Did you see the film “The Bucket List” that came out in 2007? That movie created a big, long-lasting fad. Do you have a bucket list of things you want to do before you die? For many people, now having a “bucket list” means listing your goals and the experiences that fulfill those goals as you plan your life around them. I don’t have a bucket list, and I often wonder about them. Some have told me it’s because they don’t want to have any regrets about things they haven’t done, unread books, or places they haven’t seen before infirmity of old age will hijack their bodies. Our world would have us focused on what we haven’t done and what we must do to be fulfilled because life will end with all its opportunities here. The goal, of course, is to be happy and free (since having a bucket list implies the ability to-do items on the list). But God doesn’t want us to list personal ideas for achieving personal joy, fulfillment, and holiness. He has already given us the means to glorify him for all eternity in his Word. If we don’t want to have regrets, we are encouraged to seek the wisdom of Scripture and apply its truths to our lives and ourselves often. “For the word of God is living and active, sharper than any two-edged sword, piercing to the division of soul and of spirit, of joints and of marrow, and discerning the thoughts and intentions of the heart.” (Hebrews 4:12) If we allow him, the Holy Spirit will work through Word to pierce our pride, materialism, covetousness, gluttony, selfishness, and self-centeredness. The cure for regret is grief in confession and the resulting repentance.

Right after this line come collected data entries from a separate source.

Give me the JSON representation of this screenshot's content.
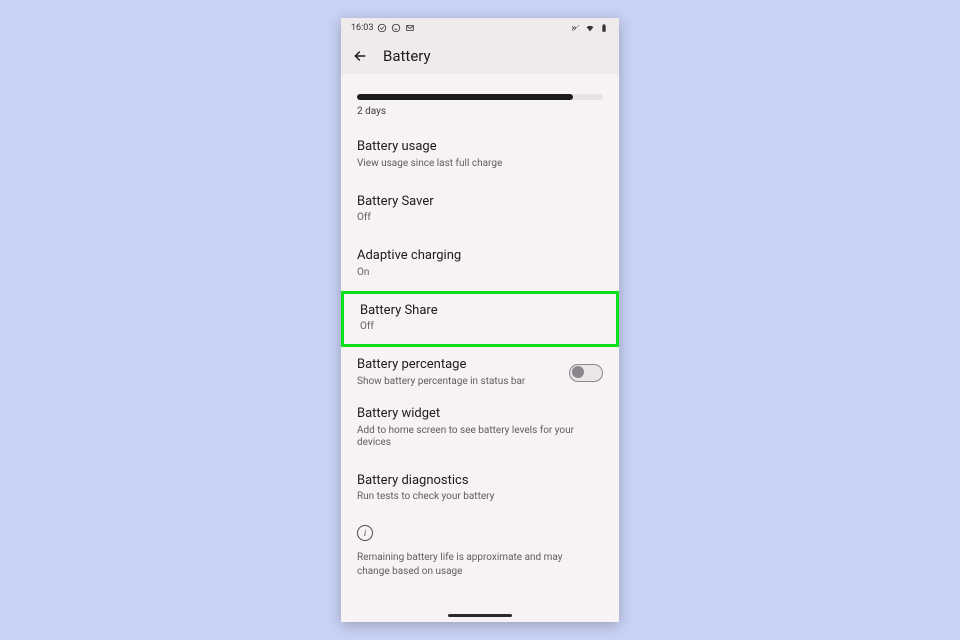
{
  "status": {
    "time": "16:03",
    "icons_left": [
      "check-circle-icon",
      "whatsapp-icon",
      "gmail-icon"
    ],
    "icons_right": [
      "vibrate-icon",
      "wifi-icon",
      "battery-full-icon"
    ]
  },
  "header": {
    "title": "Battery"
  },
  "battery_bar": {
    "fill_percent": 88,
    "label": "2 days"
  },
  "items": {
    "usage": {
      "title": "Battery usage",
      "sub": "View usage since last full charge"
    },
    "saver": {
      "title": "Battery Saver",
      "sub": "Off"
    },
    "adapt": {
      "title": "Adaptive charging",
      "sub": "On"
    },
    "share": {
      "title": "Battery Share",
      "sub": "Off",
      "highlighted": true
    },
    "percent": {
      "title": "Battery percentage",
      "sub": "Show battery percentage in status bar",
      "toggle": false
    },
    "widget": {
      "title": "Battery widget",
      "sub": "Add to home screen to see battery levels for your devices"
    },
    "diag": {
      "title": "Battery diagnostics",
      "sub": "Run tests to check your battery"
    }
  },
  "footer": {
    "text": "Remaining battery life is approximate and may change based on usage"
  }
}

Paul’s Joy for the Corinthians’ Grief
After Paul planted the church in Corinth, he was greatly concerned about his brothers’ and sisters’ sanctification. In his second letter to the Corinthians, “Paul’s opponents were undermining his work, claiming that his suffering proved he was not a true apostle. Paul responds that his suffering highlights his dependence on Christ, as it points to Christ’s strength rather than his own. Second Corinthians includes stirring perspectives on gospel ministry, encouragements to holy living, and instructions about giving.” (1) In his discipleship for holy living, he writes, “I rejoice, not because you were grieved, but because you were grieved into repenting. For you felt a godly grief, so that you suffered no loss through us. For godly grief produces a repentance that leads to salvation without regret, whereas worldly grief produces death. For see what earnestness this godly grief has produced in you, but also what eagerness to clear yourselves, what indignation, what fear, what longing, what zeal, what punishment! At every point you have proved yourselves innocent in the matter.” (2 Corinthians 7:9-11) The Corinthians’ grief assured Paul of their salvation, purity, hatred of personal sin, holiness, and innocence. This is the work of true repentance in God’s power. Rather than regret our failures to glorify God and live a holy life, we grieve knowing that our repentance will lead to assurance, purity, holiness, and innocence through God’s forgiveness.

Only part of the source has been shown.